空いたグラスを片付ける、乾いた音が聞こえる。
「話、変わるけど"警察官だって"大変じゃない?昼頃にあんな爆発が起きて、今頃新東署の刑事さんは血眼になって犯人を捜してるわよ。」
大変と言えば、これからそうなるだろう。梓にとっても他人事ではない、このような犯罪が一度行われてしまえば、堰を切ったように町のモラルが低下する。…それがまた別の事件を呼び起こすのだ。
…週明けに仕事をしに署へ行けば、署長がそんな事を熱弁するのだろう。
「今考えても仕方ないさ。1つずつ解決していけばいいんだよ」
傍らで愛結と梓の話を聞いていた辰実は、6杯目のコークハイに差し掛かった。
もう何も食べ物をつままず飲んでいる様子は、ただただコーラの味がすれば何でもいいと訴えているようでもある。
「私も、来週から頑張ります」
「日頃から頑張ってるのにこれ以上頑張ったらオババになるぞ、適度にな」
"なりませんよー"と梓は茶化す。
(しかし、嫌な予感がするのも事実だ)
偶然にも辰実のデートを台無しにした爆発事件。新東署に赴任する日の前日、若松商店街で偶然にもまた別の事件に遭遇していた。

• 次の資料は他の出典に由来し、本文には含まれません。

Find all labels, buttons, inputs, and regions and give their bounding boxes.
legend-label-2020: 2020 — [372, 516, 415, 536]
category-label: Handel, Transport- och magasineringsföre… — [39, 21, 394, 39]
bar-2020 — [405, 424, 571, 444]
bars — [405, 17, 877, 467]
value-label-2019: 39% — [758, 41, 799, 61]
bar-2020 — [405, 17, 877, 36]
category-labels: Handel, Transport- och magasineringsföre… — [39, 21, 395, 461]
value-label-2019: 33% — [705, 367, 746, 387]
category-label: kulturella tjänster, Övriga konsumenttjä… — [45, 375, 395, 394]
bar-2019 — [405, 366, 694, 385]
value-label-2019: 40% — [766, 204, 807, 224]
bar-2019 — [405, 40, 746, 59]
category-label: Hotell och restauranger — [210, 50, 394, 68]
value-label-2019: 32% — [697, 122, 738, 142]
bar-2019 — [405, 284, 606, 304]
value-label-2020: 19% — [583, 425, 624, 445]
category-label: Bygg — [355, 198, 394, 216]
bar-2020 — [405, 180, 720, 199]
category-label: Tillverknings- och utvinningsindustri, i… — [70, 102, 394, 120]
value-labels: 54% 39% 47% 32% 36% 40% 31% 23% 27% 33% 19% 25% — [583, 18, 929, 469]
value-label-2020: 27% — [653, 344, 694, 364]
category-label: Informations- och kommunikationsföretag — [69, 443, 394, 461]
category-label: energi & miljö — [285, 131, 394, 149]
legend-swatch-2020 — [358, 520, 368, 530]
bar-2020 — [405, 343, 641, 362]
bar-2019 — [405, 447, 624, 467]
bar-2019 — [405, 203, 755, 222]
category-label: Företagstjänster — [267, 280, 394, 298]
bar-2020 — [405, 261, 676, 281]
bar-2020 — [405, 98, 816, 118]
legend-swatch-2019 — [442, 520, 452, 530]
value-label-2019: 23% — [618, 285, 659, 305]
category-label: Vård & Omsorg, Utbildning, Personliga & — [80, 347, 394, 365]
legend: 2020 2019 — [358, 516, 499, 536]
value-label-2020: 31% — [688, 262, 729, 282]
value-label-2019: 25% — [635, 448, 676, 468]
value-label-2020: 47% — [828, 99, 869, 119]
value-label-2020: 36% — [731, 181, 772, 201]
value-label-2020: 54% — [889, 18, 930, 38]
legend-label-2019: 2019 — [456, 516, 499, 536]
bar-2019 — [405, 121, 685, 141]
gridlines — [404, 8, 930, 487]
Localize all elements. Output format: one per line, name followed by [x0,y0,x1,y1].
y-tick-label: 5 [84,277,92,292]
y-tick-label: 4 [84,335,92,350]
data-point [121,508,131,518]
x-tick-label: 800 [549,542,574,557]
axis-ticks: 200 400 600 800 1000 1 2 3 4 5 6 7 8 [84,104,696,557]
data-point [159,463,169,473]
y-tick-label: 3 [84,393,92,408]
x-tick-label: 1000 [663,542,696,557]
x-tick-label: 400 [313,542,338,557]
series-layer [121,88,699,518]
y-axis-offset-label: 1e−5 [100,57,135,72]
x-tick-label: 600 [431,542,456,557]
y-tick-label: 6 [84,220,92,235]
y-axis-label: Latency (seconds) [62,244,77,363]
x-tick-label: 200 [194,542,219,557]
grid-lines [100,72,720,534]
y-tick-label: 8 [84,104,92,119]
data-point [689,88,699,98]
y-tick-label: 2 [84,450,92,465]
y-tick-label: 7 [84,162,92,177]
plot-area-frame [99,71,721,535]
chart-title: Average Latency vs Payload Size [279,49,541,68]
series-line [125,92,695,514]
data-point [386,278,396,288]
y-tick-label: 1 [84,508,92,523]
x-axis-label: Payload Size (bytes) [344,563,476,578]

"事件"を目の前で目撃する事が、ここ最近で2回もある。
彼は嫌な予感ほど信じるタチで"この偶然"を不吉な予感に捉えていた。
(1つずつ解決していけばいいんだ、冷静に)
さっき梓に言った言葉は、実は自分に向けて言いたかったんじゃないかと、そんなアイロニーを、最後のコークハイと共に辰実は流し込んだ。